Elizabeth
Waterhouse Dramaturgin

Elizabeth Waterhouse
© Christian Knörr

Elizabeth Waterhouse ist Dramaturgin, Tanzschaffende, Forscherin und Lehrerin für Tanz-/choreographische Praktiken und Tanzwissenschaft. Geboren am Ende der Generation X in New York, arbeitet sie derzeit am Institut für Theaterwissenschaften an der Universität Bern, wo ihre Forschung den Schwerpunkt auf Körper/Verkörperung, choreographische Praxis und Prozess, Tanzdokumentation, Tanzhistoriografie und Ethnografie legt. Als langjährige Mitarbeiterin des Choreographen Fabrice Mazliah und ehemalige Tänzerin des Ballett Frankfurt/The Forsythe Company (2004–2012) freut sie sich, bei der Uraufführung von Mazliah für das Ballett Basel, ‹The Ends of Things: The Things of Ends›, mitzuwirken. Waterhouse promovierte 2020 im Studiengang SINTA (Studies in the Arts) an der Universität Bern mit der Dissertation ‹Processing Choreography: Thinking with William Forsythes Duo› (2022). Derzeit schreibt sie an ihrem zweiten Buch, ‹Body-Biographies: Our Life Stories in Dance› (2024), das ebenfalls von der Schweizerischen Nationalstiftung unterstützt wird.
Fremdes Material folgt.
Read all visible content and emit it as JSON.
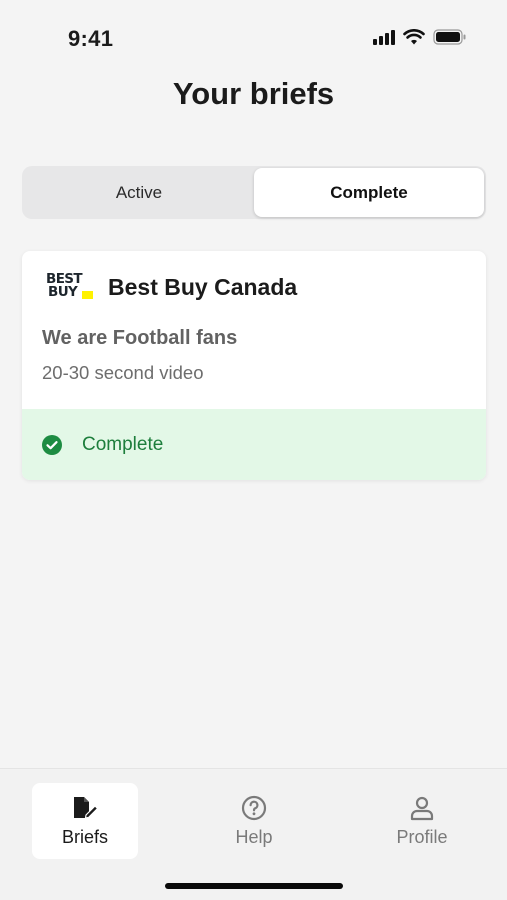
{
  "status_bar": {
    "time": "9:41"
  },
  "page": {
    "title": "Your briefs"
  },
  "segments": {
    "active_label": "Active",
    "complete_label": "Complete",
    "selected": "Complete"
  },
  "brief": {
    "logo_line1": "BEST",
    "logo_line2": "BUY",
    "brand": "Best Buy Canada",
    "title": "We are Football fans",
    "subtitle": "20-30 second video",
    "status": "Complete"
  },
  "tabs": [
    {
      "label": "Briefs",
      "icon": "briefs-icon",
      "selected": true
    },
    {
      "label": "Help",
      "icon": "help-icon",
      "selected": false
    },
    {
      "label": "Profile",
      "icon": "profile-icon",
      "selected": false
    }
  ],
  "colors": {
    "status_bg": "#e3f8e7",
    "status_text": "#1d7e3c",
    "brand_yellow": "#fff200",
    "background": "#f4f4f4"
  }
}
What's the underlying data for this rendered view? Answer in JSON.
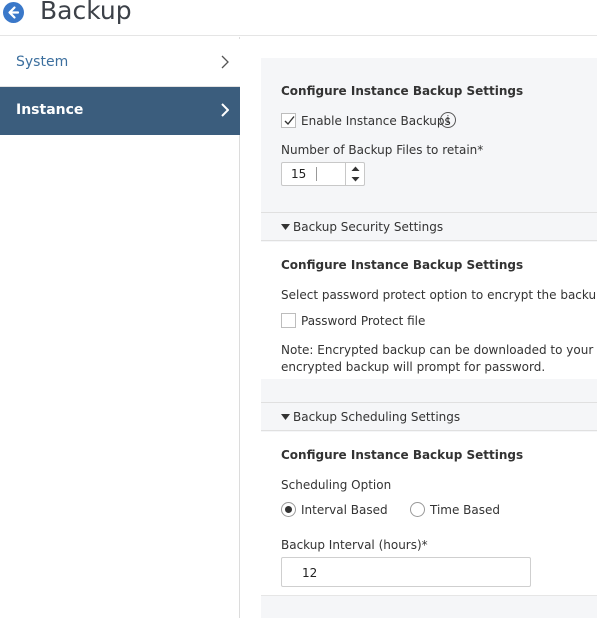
{
  "header": {
    "title": "Backup"
  },
  "sidebar": {
    "items": [
      {
        "label": "System"
      },
      {
        "label": "Instance"
      }
    ]
  },
  "main": {
    "instance_backup": {
      "title": "Configure Instance Backup Settings",
      "enable_label": "Enable Instance Backups",
      "enable_checked": true,
      "retain_label": "Number of Backup Files to retain*",
      "retain_value": "15"
    },
    "security": {
      "header": "Backup Security Settings",
      "title": "Configure Instance Backup Settings",
      "description": "Select password protect option to encrypt the backup file.",
      "password_label": "Password Protect file",
      "password_checked": false,
      "note_line1": "Note: Encrypted backup can be downloaded to your local m",
      "note_line2": "encrypted backup will prompt for password."
    },
    "scheduling": {
      "header": "Backup Scheduling Settings",
      "title": "Configure Instance Backup Settings",
      "option_label": "Scheduling Option",
      "options": [
        "Interval Based",
        "Time Based"
      ],
      "selected": "Interval Based",
      "interval_label": "Backup Interval (hours)*",
      "interval_value": "12"
    }
  }
}
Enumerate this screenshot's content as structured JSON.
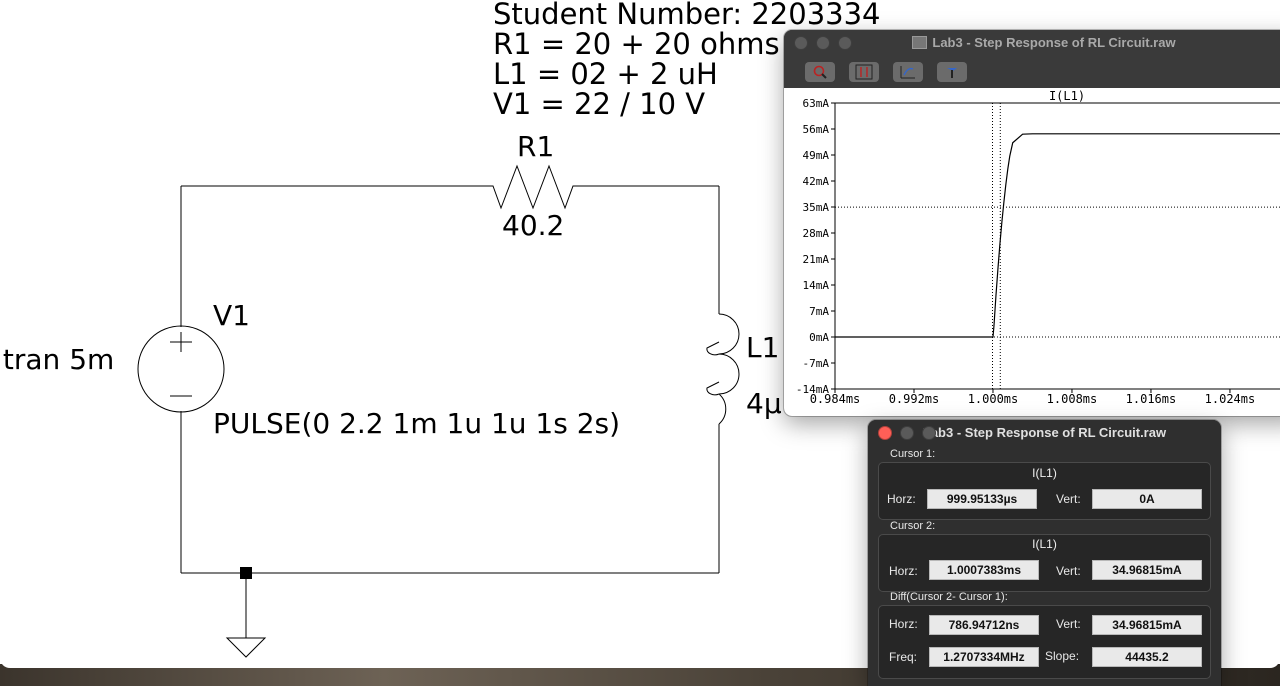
{
  "schematic": {
    "student_number": "Student Number: 2203334",
    "r1_note": "R1 = 20 + 20 ohms",
    "l1_note": "L1 = 02 + 2 uH",
    "v1_note": "V1 = 22 / 10 V",
    "r1_label": "R1",
    "r1_value": "40.2",
    "v1_label": "V1",
    "v1_source": "PULSE(0 2.2 1m 1u 1u 1s 2s)",
    "tran_directive": ".tran 5m",
    "l1_label": "L1",
    "l1_value": "4µ"
  },
  "plot_window": {
    "title": "Lab3 - Step Response of RL Circuit.raw",
    "trace_label": "I(L1)",
    "toolbar": [
      "zoom-icon",
      "autorange-icon",
      "undo-zoom-icon",
      "pan-icon"
    ]
  },
  "chart_data": {
    "type": "line",
    "title": "",
    "xlabel": "",
    "ylabel": "",
    "x_tick_labels": [
      "0.984ms",
      "0.992ms",
      "1.000ms",
      "1.008ms",
      "1.016ms",
      "1.024ms"
    ],
    "y_tick_labels": [
      "63mA",
      "56mA",
      "49mA",
      "42mA",
      "35mA",
      "28mA",
      "21mA",
      "14mA",
      "7mA",
      "0mA",
      "-7mA",
      "-14mA"
    ],
    "ylim": [
      -14,
      63
    ],
    "xlim": [
      0.984,
      1.0315
    ],
    "series": [
      {
        "name": "I(L1)",
        "color": "#000000",
        "x": [
          0.984,
          1.0,
          1.0001,
          1.0003,
          1.0005,
          1.0007,
          1.0009,
          1.0011,
          1.0013,
          1.0015,
          1.0017,
          1.002,
          1.003,
          1.004,
          1.0315
        ],
        "y": [
          0,
          0,
          3.0,
          11.1,
          18.3,
          25.0,
          30.9,
          36.2,
          41.0,
          45.2,
          48.7,
          52.3,
          54.6,
          54.7,
          54.7
        ]
      }
    ],
    "cursors_x": [
      0.99995133,
      1.0007383
    ],
    "dotted_levels_y": [
      34.96815,
      0
    ]
  },
  "cursor_window": {
    "title": "Lab3 - Step Response of RL Circuit.raw",
    "cursor1": {
      "label": "Cursor 1:",
      "trace": "I(L1)",
      "horz_label": "Horz:",
      "horz": "999.95133µs",
      "vert_label": "Vert:",
      "vert": "0A"
    },
    "cursor2": {
      "label": "Cursor 2:",
      "trace": "I(L1)",
      "horz_label": "Horz:",
      "horz": "1.0007383ms",
      "vert_label": "Vert:",
      "vert": "34.96815mA"
    },
    "diff": {
      "label": "Diff(Cursor 2- Cursor 1):",
      "horz_label": "Horz:",
      "horz": "786.94712ns",
      "vert_label": "Vert:",
      "vert": "34.96815mA",
      "freq_label": "Freq:",
      "freq": "1.2707334MHz",
      "slope_label": "Slope:",
      "slope": "44435.2"
    }
  }
}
Neben ihrer Lehre und Forschung an der Universität Bern ist sie Gastlehrerin und Mentorin in internationalen Kontexten, darunter die Zürcher Hochschule der Künste, das Bern Ballett und P.A.R.T.S. in Brüssel.
Mit ihrer breiten Ausbildung in den Geistes-, Kunst- und Naturwissenschaften (Bachelor-Abschluss in Physik von der Harvard University) hat sie oft an Projekten teilgenommen, die Bewegungspraktiken und ihre Diskurse aus einer transdisziplinären Perspektive untersuchen, wie zum Beispiel William Forsythes ‹Synchronous Objects for One Flat Thing, reproduced› und Monica Gillettes ‹Störung/Hafra'ah›, eine Forschungsdramaturgie mit Menschen mit Parkinson-Krankheit, Tänzern und Wissenschaftlern. Ihre jüngste künstlerische Arbeit war mit dem kooperativen Musikensemble tō, initiiert von der Komponistin Saskia Bladt und der bildenden Künstlerin Sophie von Arnim, mit denen sie auf die Bühne zurückkehrte, um ‹Dido und Aeneas› (2021) zu tanzen, und für 2024 neue Konzerte plant. Als Dramaturgin und Aussenstehende hat sie bei Tanz- und Musiktheaterproduktionen von William Forsythe, Fabrice Mazliah, MaMaZa, Emma Murray, Jens Heitjohann und Christian Grammel assistiert, unter anderen.